Let’s talk about books and movies, shall we? Specifically, one series of books and a string of mini-series based on those books. In 1978, Armistead Maupin published “Tales of the City”, a collection of related stories he had written for the San Francisco Chronicle, a serial that had proven enormously popular, regionally. The stories center around a rooming house at 28 Barbary Lane in San Francisco, wherein resided a wildly-divergent group of people, some of whom happened to be gay.
As a young gayling in Oklahoma, I snatched that book up as soon as I could get my hands on it. I needed to know more about my people, even if those people only existed in the mind of another writer. (Of course, I had to do this snatching on the down-low, because it was Oklahoma, and showing the tiniest hint of interest in San Francisco (known by homophobes across the nation at that time as “the place where the fags live”) could get your ass kicked or killed. Not kidding, true story. And in some parts of Oklahoma, and Texas, and, well, any red state, it still can. Ignorance and bigotry leave deep stains that are hard to wash out.
Potential ass-kicking aside, I loved the book. It was a vision of freedom and acceptance that was hard for me to accept as a possibility, but at least I could dream about it. It’s not the greatest book, ever, but it is a fine one, indeed. Over the next decade or so, Armistead continued the story in five other books. (He eventually produced three more, but the original six are considered the core story.) In 1993, PBS released a mini-series based on the first book. Showtime then took over and released mini-series based on the second and third books, in 1998 and 2001. I’m only mentioning all of this to show that I have been deeply-invested in these characters since before I could legally drive, and that was many centuries ago.
Recently, Netflix dropped a new mini-series, a revisit to San Francisco wherein we pick up the story decades later in the (relative) present day. Partner and I were giddy with anticipation, so as preparation we marathoned all three of the original series. (And all three of them still hold up, despite the fact that the actors playing some of the characters fluctuated over time. Some of the story arcs are hokey and mildly absurd, but the baseline acceptance of messy people in all their glory still rings true. That’s very important to me. We all stumble. And the people who help you get back on your feet are the people you cling to, tightly.
All of the proceeding leads to the actual crux of this post. (Yes, I know, it takes me a while to get there.) Earlier this afternoon, Partner and I watched Episode 4 of the new series. There is one segment where a couple in the story (older guy, younger guy, it happens) attend a dinner party, with the attendees of said party being all older except for young lover. At one point, Young Lover objects to one of the olders who has just referred to transitioning people as “trannies”. Young Lover (and we as viewers) knows transitioning people, and he finds the label offensive.

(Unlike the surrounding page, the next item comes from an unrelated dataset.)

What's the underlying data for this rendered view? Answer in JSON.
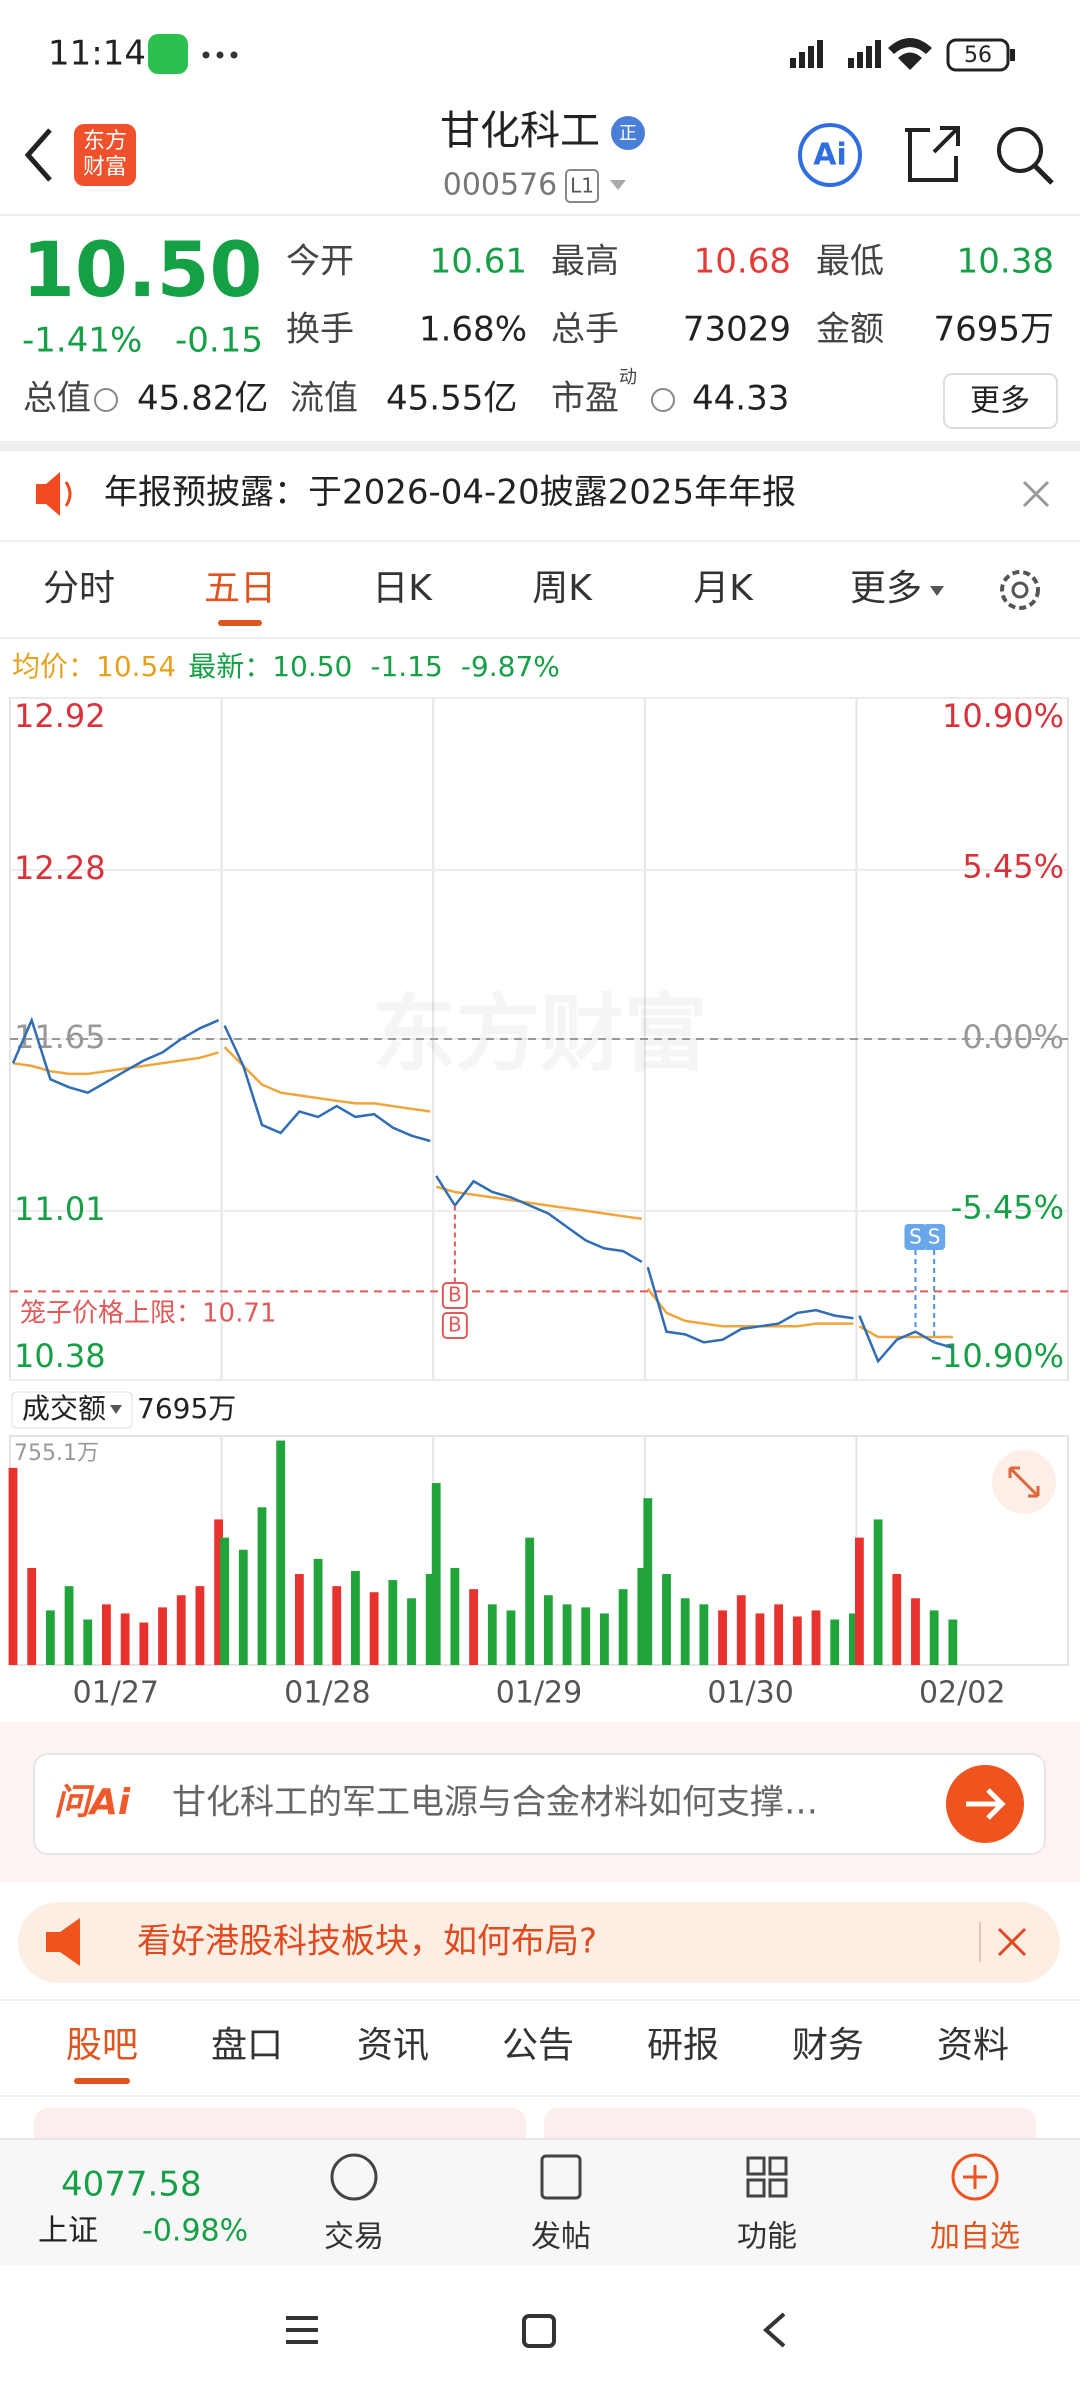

In the interchange that follows, one of the olders (actor Stephen Spinella, in an amazing monologue) goes off on Young Lover, making it very clear that the youth of today have no idea what is was like “back then”, they have no conception of how hard people fought to give them the rights they now take for granted, and that someone who has never experienced true oppression and suffering has no right to tell someone else who has experienced such what they should or should not do or say.
Young Lover, by the way, is black. And gay. So of course he knows about oppression, how could he not in a country where the asshole at 1600 Pennsylvania Avenue stokes the fires of racism every day? Yes, Young Lover has his valid points. But so does the Old Queen, and I side with him. (Yes, I just used one of the labels we shouldn’t use. Because I lost loved ones to AIDS and I survived the open-carry bigots in Oklahoma and I marched and I fought and I did everything I could to ensure that one day a young gayling could buy a copy of Tales of the City and not have to worry about who saw him doing so.)
Shortly after this powerful scene, there’s a related one outside the dinner-party house, a dialogue between Younger Lover and Older. Younger asks Older why he didn’t defend him and why he never talks about his past. Older responds with some of the most precise lines I have ever heard about the dark madness of the AIDS epidemic. It’s beautiful and poetic and heart-wrenching.
Naturally, because my heart is so far out on my sleeve that it’s in a different zip code, I burst into tears while the flashbacks pummeled. (Cleo the Cat looked at me with concern, mostly worried about how all this might affect the status of her food bowl, but she did at least touch my leg with one of her paws, showing moderate support.) The right writer in the right situation can move mountains, and the mountains certainly moved for me.
We’ll wrap things up with a few questions.
Is it possible to appreciate what you have if you’ve never gone without?
Are the younger generations able to learn from the older, or do they have to experience life in order to reach any conclusions?
Have you done what you can to ensure that both the older and the younger get the chance to finally find their own 28 Barbary Lane?
Thanks for listening. I just couldn’t let this moment go without some degree of introspection. Tomorrow, we’re back to the funny.